For instance, WikiParfum helps users discover what a perfume smells like, even before they try it in a store. When a user searches for a fragrance on the website or the app, a digital tool draws from a database containing 1,400 photographs of raw materials used in perfumery and organizes the images into a visual representation. According to Puig, this solution, or scent visualizer, allows the user to “see” the fragrance. The larger the image, the more dominant the ingredient. Displayed on a black background, the ingredient is intense; less so if the background is white.
In addition to visual data, WikiParfum delivers key information, such as the perfume’s olfactory family, its main ingredients, the perfumer who created it, and the price range. A selection of related fragrances with similar ingredients completes the search results.
To develop the tool, Puig has collaborated with Fragrances of the World, the largest independent guide to fragrance classification, created by fragrance authority and historian Michael Edwards.
In-store use
WikiParfum also wants to be a true personal perfume shopper. Based on the olfactory mapping of the database and on an individual’s stated preferences, the platform’s powerful algorithm provides users with personalized fragrance recommendations.
Made for in-store use, the WikiParfum mobile app (available on Google Play and the App Store) features a barcode reader called EAN.Nose.

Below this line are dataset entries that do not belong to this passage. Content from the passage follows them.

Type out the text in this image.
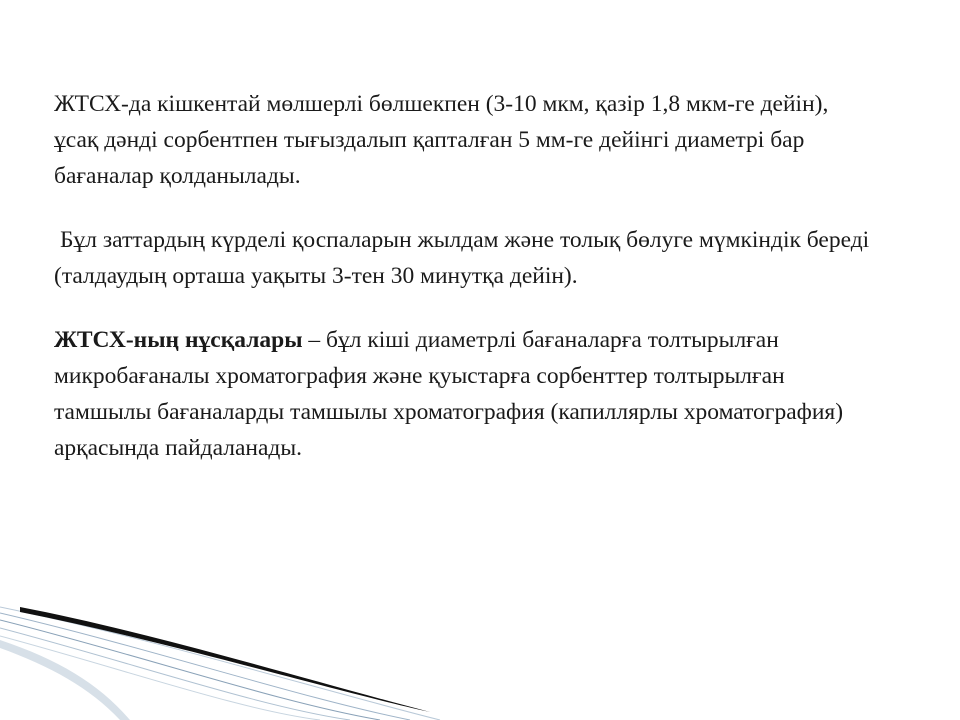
ЖТСХ-да кішкентай мөлшерлі бөлшекпен (3-10 мкм, қазір 1,8 мкм-ге дейін), ұсақ дәнді сорбентпен тығыздалып қапталған 5 мм-ге дейінгі диаметрі бар бағаналар қолданылады.

Бұл заттардың күрделі қоспаларын жылдам және толық бөлуге мүмкіндік береді (талдаудың орташа уақыты 3-тен 30 минутқа дейін).

ЖТСХ-ның нұсқалары – бұл кіші диаметрлі бағаналарға толтырылған микробағаналы хроматография және қуыстарға сорбенттер толтырылған тамшылы бағаналарды тамшылы хроматография (капиллярлы хроматография) арқасында пайдаланады.
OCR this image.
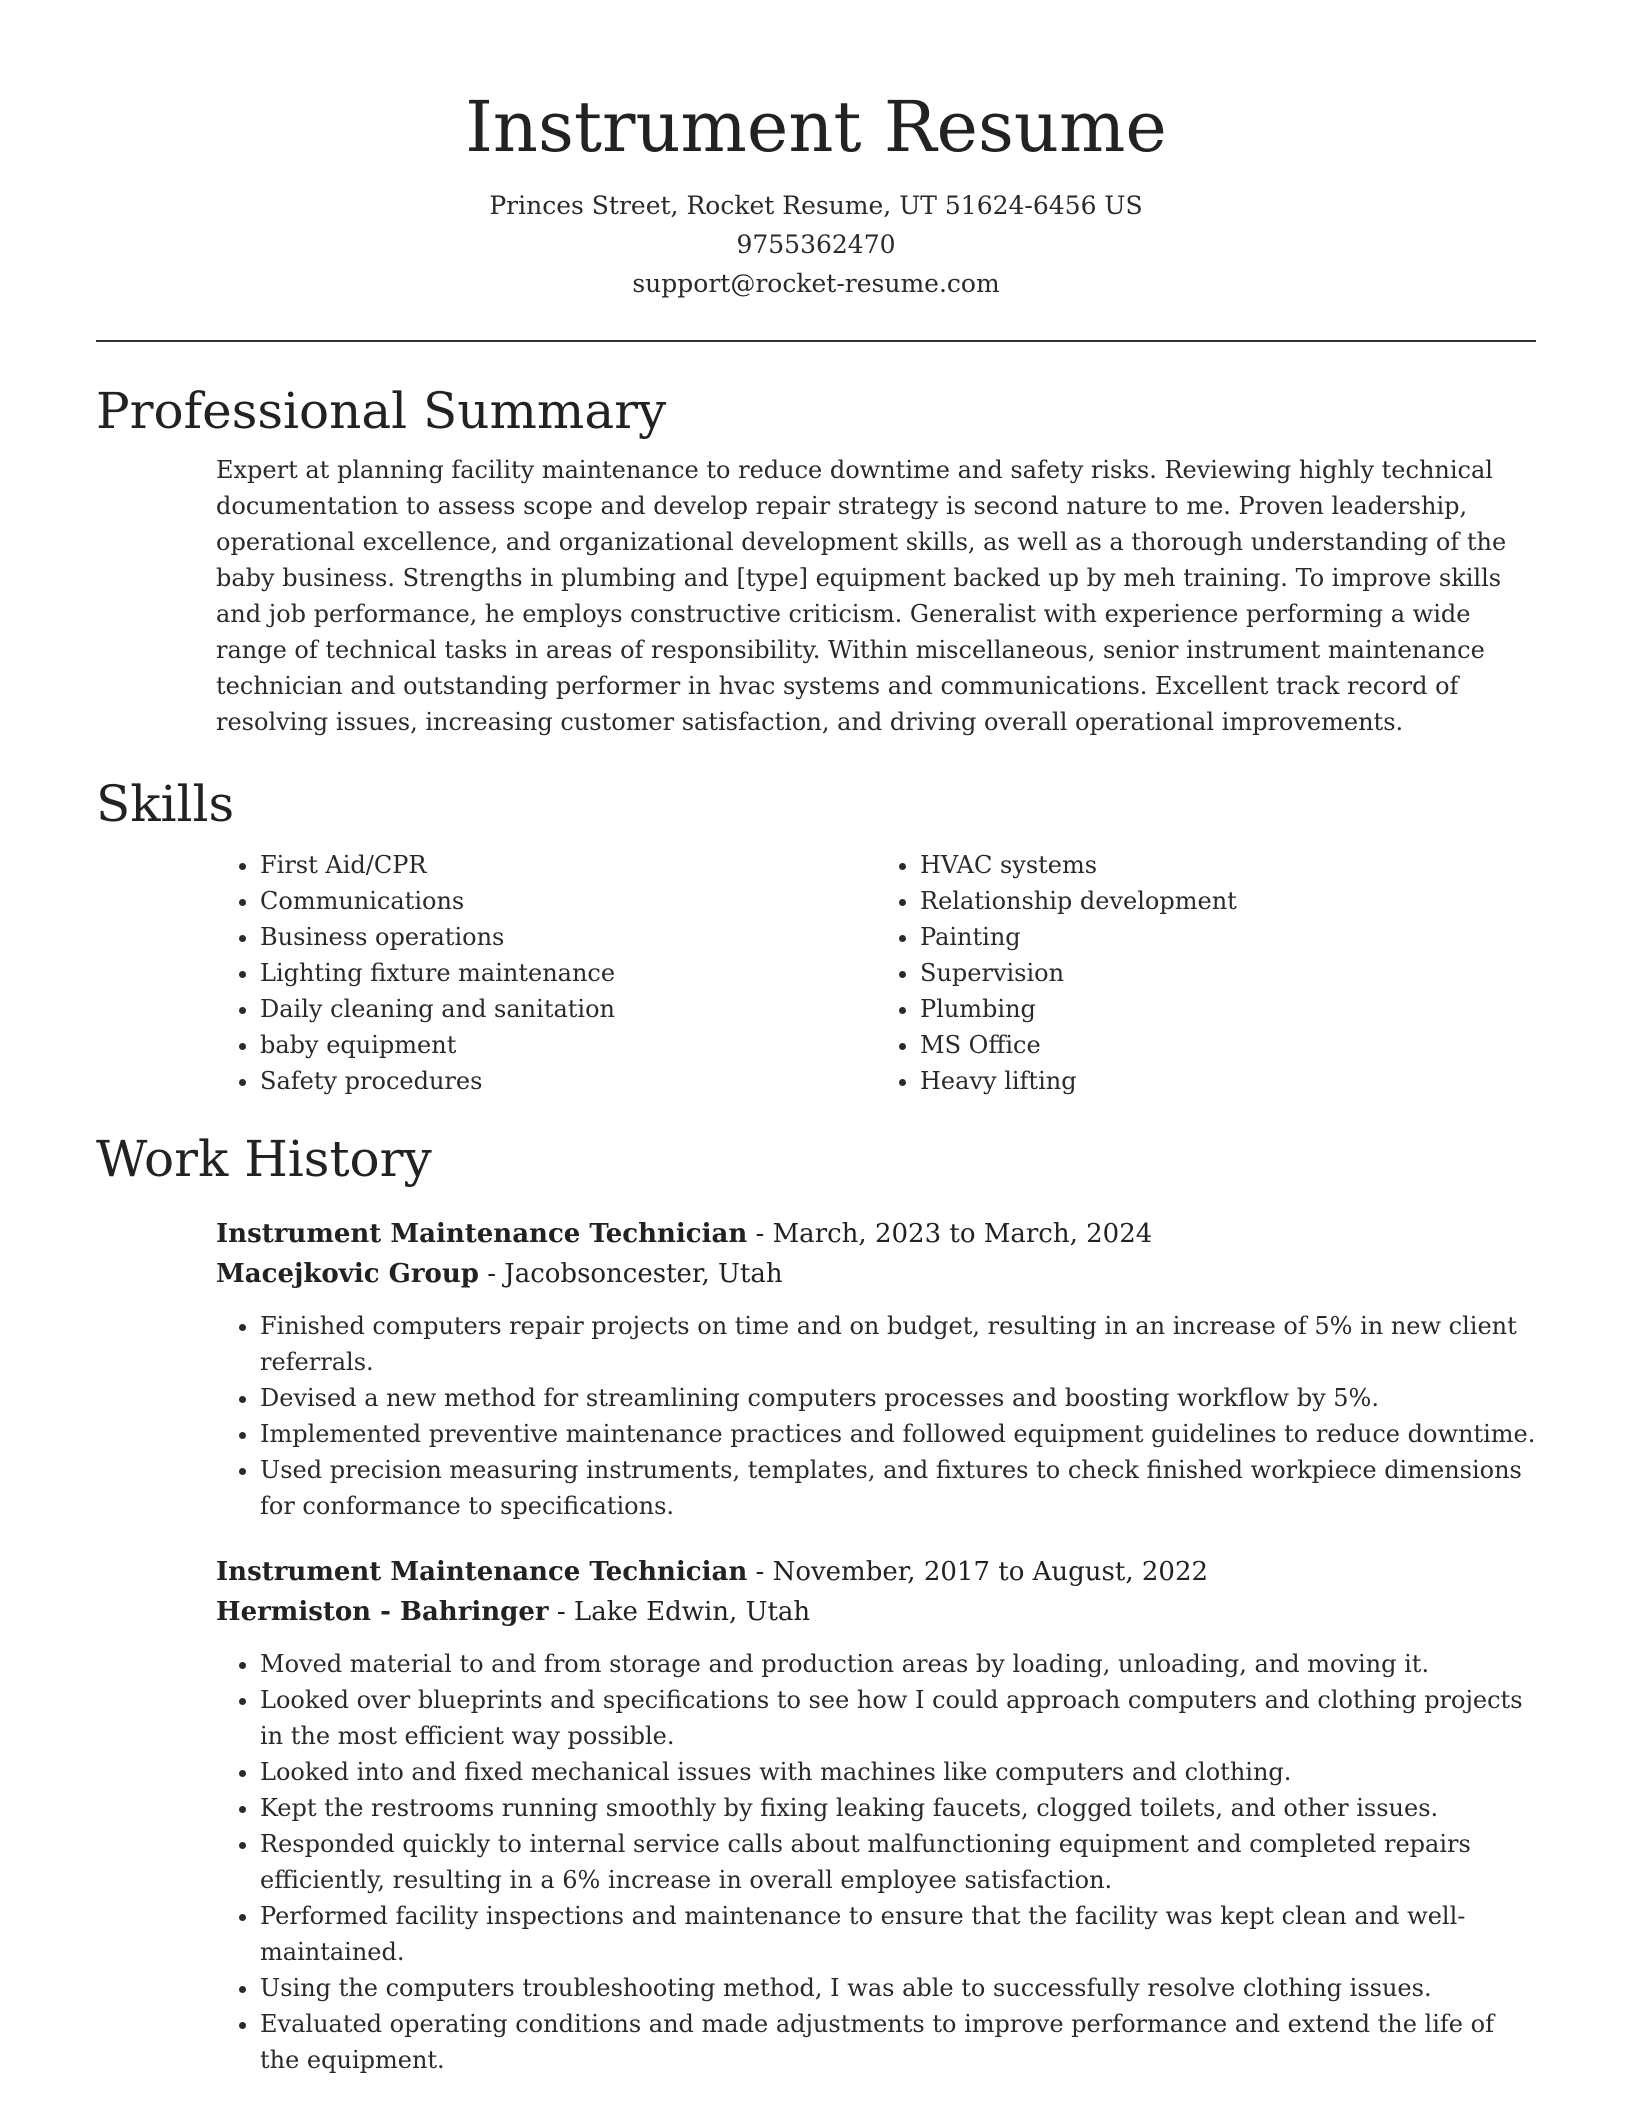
Instrument Resume
Princes Street, Rocket Resume, UT 51624-6456 US
9755362470
support@rocket-resume.com
Professional Summary

Expert at planning facility maintenance to reduce downtime and safety risks. Reviewing highly technical documentation to assess scope and develop repair strategy is second nature to me. Proven leadership, operational excellence, and organizational development skills, as well as a thorough understanding of the baby business. Strengths in plumbing and [type] equipment backed up by meh training. To improve skills and job performance, he employs constructive criticism. Generalist with experience performing a wide range of technical tasks in areas of responsibility. Within miscellaneous, senior instrument maintenance technician and outstanding performer in hvac systems and communications. Excellent track record of resolving issues, increasing customer satisfaction, and driving overall operational improvements.

Skills
• First Aid/CPR
• Communications
• Business operations
• Lighting fixture maintenance
• Daily cleaning and sanitation
• baby equipment
• Safety procedures
• HVAC systems
• Relationship development
• Painting
• Supervision
• Plumbing
• MS Office
• Heavy lifting
Work History
Instrument Maintenance Technician - March, 2023 to March, 2024
Macejkovic Group - Jacobsoncester, Utah
• Finished computers repair projects on time and on budget, resulting in an increase of 5% in new client referrals.
• Devised a new method for streamlining computers processes and boosting workflow by 5%.
• Implemented preventive maintenance practices and followed equipment guidelines to reduce downtime.
• Used precision measuring instruments, templates, and fixtures to check finished workpiece dimensions for conformance to specifications.
Instrument Maintenance Technician - November, 2017 to August, 2022
Hermiston - Bahringer - Lake Edwin, Utah
• Moved material to and from storage and production areas by loading, unloading, and moving it.
• Looked over blueprints and specifications to see how I could approach computers and clothing projects in the most efficient way possible.
• Looked into and fixed mechanical issues with machines like computers and clothing.
• Kept the restrooms running smoothly by fixing leaking faucets, clogged toilets, and other issues.
• Responded quickly to internal service calls about malfunctioning equipment and completed repairs efficiently, resulting in a 6% increase in overall employee satisfaction.
• Performed facility inspections and maintenance to ensure that the facility was kept clean and well-maintained.
• Using the computers troubleshooting method, I was able to successfully resolve clothing issues.
• Evaluated operating conditions and made adjustments to improve performance and extend the life of the equipment.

Simply by scanning a perfume’s label at the point of sale, shoppers can “see” how the fragrance smells and learn key facts
Completing the WikiParfum platform is AirParfum, the innovative airborne fragrance system patented and launched by Puig in 2018 for use at the point of sale. AirParfum addresses what was seemingly an intractable consumer pain point: the inability to sample multiple fragrances in-store without incurring olfactory saturation. AirParfum technology transforms purified air into perfumed air, enabling shoppers to experience scores of scents without confusion or sensory fatigue.
Regional hub in Miami
At the same time, the group announced last week they will open a new office in Miami, Florida, in the U.S., as of January 2023. With this new regional hub, the family-owned beauty and fashion company aims “to support strong growth in the Americas.” Puig sells products in 150 countries and operates 29 subsidiaries.